We were balancing our product-centric vision (the reason why everyone’s here) whilst also operating as a makerspace in some way, where people can come and work on things alongside the product-side path. We were also getting fascinating inbound from providers coming to us (Subgrounds, Datawaves, Footprint Analytics, etc.) trying to get more feedback from users.

As for legal entities - holy shit, absolutely nothing I knew about that. How do you have a real world arm around a decentralized organization? For example - subscription costs. How do we pay for Snowflake as an entity? Is a human the entity, do we expense it to the DAO? The answer became clear that it’s definitely the legal entity route. We don’t want to centralize those on a person, it’s more palatable to subsidize to an entity.

Another challenge that you’ll see talked about in our other bootstrapping piece is how to get contributors. It’s a porous space - we get a lot of passionate people who love the vision. But also, augmenting that with a job posting is really helpful. It creates a really clear front door that people can knock on. People are intimidated to get started - they kinda need “permission” to get started even though it's a permissionless world.

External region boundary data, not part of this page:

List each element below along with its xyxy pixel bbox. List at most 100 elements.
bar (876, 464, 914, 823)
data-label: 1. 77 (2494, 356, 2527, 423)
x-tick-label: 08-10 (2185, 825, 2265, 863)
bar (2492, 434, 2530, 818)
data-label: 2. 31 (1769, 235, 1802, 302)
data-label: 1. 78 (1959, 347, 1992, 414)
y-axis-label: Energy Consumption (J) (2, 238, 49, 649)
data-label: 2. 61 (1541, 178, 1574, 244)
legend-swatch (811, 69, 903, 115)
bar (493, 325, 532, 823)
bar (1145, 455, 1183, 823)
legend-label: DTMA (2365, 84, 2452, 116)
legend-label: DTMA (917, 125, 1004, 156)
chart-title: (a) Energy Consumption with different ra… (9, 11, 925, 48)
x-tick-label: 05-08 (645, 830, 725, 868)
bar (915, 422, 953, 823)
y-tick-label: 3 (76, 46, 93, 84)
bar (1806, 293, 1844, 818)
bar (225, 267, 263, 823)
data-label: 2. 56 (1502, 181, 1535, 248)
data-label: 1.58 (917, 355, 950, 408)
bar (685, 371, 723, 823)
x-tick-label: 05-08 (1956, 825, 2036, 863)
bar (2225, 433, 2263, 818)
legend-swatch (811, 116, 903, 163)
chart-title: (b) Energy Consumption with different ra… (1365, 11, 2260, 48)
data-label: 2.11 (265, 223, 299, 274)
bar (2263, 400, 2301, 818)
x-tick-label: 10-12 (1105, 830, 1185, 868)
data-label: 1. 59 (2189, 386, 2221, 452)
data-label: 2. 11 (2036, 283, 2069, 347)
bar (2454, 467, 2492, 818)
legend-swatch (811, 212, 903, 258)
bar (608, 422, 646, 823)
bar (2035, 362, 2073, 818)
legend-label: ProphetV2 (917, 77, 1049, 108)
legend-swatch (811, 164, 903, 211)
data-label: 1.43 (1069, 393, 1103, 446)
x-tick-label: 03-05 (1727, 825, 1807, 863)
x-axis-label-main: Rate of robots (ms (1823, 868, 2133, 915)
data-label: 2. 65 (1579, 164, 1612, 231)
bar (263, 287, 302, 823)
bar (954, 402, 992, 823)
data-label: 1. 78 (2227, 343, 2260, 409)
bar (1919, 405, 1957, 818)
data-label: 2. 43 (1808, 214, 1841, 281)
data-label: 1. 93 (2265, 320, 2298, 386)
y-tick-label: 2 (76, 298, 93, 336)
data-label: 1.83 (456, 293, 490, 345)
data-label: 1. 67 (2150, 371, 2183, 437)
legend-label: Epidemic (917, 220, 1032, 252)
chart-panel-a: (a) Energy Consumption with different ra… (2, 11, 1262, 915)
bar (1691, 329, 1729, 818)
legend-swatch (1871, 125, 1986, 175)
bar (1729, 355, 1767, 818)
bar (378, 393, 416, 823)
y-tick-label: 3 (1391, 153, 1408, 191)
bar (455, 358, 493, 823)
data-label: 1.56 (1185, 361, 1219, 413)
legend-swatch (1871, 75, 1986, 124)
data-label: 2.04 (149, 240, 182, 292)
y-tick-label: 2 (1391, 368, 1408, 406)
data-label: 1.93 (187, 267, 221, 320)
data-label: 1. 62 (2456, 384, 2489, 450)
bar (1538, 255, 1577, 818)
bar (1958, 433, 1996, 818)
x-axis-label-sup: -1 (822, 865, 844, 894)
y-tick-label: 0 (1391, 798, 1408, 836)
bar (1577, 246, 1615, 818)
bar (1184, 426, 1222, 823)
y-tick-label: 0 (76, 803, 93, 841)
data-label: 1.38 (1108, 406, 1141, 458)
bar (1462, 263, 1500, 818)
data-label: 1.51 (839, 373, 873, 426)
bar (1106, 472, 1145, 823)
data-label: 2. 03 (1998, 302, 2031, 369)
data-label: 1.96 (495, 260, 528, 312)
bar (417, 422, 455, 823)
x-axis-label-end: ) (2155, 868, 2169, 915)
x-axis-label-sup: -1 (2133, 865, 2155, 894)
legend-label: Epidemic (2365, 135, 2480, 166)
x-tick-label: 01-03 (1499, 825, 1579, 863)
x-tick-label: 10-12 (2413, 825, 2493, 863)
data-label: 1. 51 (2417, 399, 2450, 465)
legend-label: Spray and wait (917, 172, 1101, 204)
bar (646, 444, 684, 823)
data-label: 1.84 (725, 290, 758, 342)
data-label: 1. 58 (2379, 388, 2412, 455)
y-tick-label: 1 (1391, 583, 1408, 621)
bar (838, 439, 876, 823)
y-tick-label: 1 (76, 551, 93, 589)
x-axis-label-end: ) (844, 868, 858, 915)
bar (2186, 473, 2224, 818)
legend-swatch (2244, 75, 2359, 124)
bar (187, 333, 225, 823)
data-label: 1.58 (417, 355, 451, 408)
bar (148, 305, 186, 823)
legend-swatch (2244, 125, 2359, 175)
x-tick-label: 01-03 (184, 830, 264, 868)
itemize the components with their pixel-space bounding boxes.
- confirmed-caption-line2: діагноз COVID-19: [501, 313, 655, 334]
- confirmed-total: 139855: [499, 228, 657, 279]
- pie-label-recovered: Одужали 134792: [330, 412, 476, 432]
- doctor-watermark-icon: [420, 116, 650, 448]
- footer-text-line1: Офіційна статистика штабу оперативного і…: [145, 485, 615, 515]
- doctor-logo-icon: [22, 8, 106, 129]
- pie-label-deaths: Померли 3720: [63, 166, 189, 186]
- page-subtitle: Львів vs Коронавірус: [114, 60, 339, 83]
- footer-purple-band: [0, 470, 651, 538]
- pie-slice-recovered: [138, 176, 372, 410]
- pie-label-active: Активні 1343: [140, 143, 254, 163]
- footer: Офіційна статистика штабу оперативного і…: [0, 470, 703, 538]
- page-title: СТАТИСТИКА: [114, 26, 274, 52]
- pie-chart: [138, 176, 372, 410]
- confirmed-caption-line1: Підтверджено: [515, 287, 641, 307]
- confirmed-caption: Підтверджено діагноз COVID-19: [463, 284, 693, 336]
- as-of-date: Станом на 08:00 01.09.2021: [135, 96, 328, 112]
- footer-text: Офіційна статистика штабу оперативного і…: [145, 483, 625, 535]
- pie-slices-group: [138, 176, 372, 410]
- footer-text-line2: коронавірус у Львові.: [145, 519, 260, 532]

OK, so now we have some semblance of governance, some scaffolding and key contributors. How did you actually go about building a community?

We really looked to GJ (sunslinger) who built the Flipside community for help there.

There’s a lot of aspects to community building - you need to create the rooms but also give them a pulse.

Another thing I try to do a lot is embed myself in the community to anchor the rooms and contribute to that pulse. 

It’s like introducing friends and giving them something to talk about at a party. What about the governance side? How did that develop?

Exactly. 

For the governance side, it was just a ton of research. Looking at other places, Flipside’s resources, etc. We also looked at Rabbithole research for different types of governance. Through that, we developed a Phase 1, with some ideas about Phase 2. 

We’re definitely still playing around and trying out new things! Lots of folks are excited that they have a sandbox now to try out novel approaches to governance that’s different from simply “1 token 1 vote”. 

It seems like DAOs have really exploded recently in the past year. What are your thoughts on DAOs historically and what do you think of the future?

Well, if you wanted to create a DAO, there really isn’t much of a guide book, especially when compared to resources for more traditional startups such as YCombinator, TechCrunch, etc. There’s been a lot of amazing experiments over the past 5 years, with an uptick in the past year with coordination structures. 

I see the future for DAOs as focusing on one specific area and being grounded in a shared vision. To get back to that balance of precision vs emergent, we want to focus on X but not discourage Y. If Y is something that powerful then maybe it should be its own entity!

Thanks a lot Danner! Excited for some Cavs-Knicks battles next year.